Por volta de 7h20 a professora estacionou o carro em frente à escola, desceu com a bolsa em uma mão e a chave na outra. Em seguida, se dirigiu até a porta do passageiro para pegar uma outra bolsa.

“Quando abri a porta traseira, ouvi uma motocicleta que parou atrás de mim. Em seguida, já senti puxarem meu braço e torcer para trás. A dor foi tanta, que larguei de imediato a chave e a bolsa que estavam em minhas mãos”, contou a professora ao Diário Corumbaense. Ela trabalha no setor administrativo da escola.

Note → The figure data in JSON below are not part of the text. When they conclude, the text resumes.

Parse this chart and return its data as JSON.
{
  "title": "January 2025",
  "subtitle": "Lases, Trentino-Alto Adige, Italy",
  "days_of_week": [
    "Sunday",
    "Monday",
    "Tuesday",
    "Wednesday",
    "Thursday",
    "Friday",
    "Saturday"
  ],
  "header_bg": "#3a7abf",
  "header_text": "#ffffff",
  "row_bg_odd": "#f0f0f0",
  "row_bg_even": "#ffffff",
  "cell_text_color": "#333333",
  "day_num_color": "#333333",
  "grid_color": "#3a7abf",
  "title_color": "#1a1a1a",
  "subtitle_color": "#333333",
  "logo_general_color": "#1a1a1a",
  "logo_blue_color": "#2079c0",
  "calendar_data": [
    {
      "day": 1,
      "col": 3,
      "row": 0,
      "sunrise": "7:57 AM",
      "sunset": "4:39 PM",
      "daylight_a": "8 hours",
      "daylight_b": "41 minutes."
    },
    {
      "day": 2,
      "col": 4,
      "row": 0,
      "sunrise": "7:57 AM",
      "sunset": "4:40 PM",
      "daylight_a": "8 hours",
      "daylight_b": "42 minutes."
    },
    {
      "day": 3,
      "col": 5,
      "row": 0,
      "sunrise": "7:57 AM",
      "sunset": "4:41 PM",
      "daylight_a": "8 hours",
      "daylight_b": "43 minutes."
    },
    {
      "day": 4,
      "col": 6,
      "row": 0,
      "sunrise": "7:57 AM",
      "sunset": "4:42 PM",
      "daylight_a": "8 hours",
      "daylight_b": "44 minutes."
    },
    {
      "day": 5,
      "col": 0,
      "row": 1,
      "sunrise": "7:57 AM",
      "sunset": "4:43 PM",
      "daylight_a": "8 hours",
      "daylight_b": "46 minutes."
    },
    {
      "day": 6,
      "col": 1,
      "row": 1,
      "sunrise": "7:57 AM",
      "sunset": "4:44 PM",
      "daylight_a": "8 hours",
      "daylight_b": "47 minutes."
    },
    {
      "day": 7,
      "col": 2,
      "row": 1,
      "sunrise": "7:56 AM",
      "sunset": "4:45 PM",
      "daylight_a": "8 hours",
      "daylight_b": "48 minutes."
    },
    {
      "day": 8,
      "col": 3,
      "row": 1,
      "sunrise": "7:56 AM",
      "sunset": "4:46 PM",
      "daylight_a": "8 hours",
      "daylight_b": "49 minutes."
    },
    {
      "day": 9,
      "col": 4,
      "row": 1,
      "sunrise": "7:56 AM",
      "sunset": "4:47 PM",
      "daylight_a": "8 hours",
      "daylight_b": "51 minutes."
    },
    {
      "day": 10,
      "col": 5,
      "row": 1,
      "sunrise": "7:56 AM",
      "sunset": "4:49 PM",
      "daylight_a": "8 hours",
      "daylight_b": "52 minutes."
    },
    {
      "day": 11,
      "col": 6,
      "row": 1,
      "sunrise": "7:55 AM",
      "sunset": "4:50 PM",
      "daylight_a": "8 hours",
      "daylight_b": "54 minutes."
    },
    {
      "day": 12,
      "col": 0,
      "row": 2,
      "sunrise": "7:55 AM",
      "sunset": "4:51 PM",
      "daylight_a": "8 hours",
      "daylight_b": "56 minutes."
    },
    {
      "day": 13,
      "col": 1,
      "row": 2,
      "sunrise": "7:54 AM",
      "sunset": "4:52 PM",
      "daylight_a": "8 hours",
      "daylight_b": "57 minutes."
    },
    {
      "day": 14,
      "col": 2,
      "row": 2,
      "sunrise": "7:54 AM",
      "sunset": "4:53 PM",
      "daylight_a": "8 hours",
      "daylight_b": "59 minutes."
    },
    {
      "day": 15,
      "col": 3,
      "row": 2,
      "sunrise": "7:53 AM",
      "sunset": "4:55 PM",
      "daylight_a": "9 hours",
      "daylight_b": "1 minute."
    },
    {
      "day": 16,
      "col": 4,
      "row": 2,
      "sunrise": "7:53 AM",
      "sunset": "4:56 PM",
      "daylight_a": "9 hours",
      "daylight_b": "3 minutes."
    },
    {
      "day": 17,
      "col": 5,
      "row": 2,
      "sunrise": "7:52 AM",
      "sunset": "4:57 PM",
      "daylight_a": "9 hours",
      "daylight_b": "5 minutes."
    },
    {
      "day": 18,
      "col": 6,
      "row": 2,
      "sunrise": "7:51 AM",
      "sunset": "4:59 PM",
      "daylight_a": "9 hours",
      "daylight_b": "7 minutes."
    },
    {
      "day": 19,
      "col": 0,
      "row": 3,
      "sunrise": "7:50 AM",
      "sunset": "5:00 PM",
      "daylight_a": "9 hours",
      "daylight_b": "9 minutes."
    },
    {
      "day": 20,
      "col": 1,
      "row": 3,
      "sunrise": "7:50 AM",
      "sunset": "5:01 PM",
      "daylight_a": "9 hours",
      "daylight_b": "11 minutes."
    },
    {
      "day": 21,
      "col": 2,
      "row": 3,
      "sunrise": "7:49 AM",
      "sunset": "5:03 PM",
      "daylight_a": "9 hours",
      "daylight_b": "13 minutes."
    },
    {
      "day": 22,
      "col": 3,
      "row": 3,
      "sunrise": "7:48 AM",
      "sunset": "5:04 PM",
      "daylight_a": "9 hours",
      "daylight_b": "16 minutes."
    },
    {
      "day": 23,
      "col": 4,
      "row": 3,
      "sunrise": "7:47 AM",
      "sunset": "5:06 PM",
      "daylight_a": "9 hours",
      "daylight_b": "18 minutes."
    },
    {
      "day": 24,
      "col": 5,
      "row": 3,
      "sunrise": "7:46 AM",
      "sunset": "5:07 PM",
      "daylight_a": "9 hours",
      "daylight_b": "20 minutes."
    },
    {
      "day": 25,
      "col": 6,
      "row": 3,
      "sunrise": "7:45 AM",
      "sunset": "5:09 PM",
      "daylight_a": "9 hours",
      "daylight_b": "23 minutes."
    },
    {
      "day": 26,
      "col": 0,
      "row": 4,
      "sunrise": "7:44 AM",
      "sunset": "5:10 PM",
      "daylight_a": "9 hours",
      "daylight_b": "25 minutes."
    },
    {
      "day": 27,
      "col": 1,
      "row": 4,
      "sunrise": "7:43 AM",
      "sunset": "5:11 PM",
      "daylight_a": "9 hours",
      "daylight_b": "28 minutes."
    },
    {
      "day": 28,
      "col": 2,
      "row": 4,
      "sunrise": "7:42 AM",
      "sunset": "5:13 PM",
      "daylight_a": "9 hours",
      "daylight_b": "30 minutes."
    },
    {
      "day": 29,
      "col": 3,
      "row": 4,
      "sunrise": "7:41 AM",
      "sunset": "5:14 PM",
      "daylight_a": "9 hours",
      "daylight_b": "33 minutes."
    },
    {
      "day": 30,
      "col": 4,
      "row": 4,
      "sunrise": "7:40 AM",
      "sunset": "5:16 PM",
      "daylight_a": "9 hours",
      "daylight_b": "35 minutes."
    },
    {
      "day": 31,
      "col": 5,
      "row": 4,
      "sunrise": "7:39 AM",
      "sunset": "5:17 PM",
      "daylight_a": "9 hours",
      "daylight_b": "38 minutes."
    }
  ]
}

“Não consegui ver quem eram os homens, apenas consegui identificar que eram dois, pois enquanto um batia minha cabeça no carro, o outro me chutava, dava socos, não sei ao certo, foram agressões na barriga e nas costas. Depois que eles me bateram, me soltaram e foram embora. Foi rápido”, completou.

"É uma situação horrível, você fica sem entender o motivo das agressões, apanha sem saber por que”, lamentou Josefina Bonifácio.

De acordo com o Diário Corumbaense, a escola fica em uma área onde é comum o registro de casos de violência. A diretora da instituição, Clarice de Jesus Ortiz, apontou que as escolas precisam de um porteiro para monitorar a entrada e saída dos alunos e dos funcionários.

"Ficamos chocados com o que ocorreu com a professora, agora ela vai registrar o caso na Delegacia de Polícia Civil. Poderia ter ocorrido com algum aluno ou outro professor. Precisamos de um porteiro nas escolas", finalizou.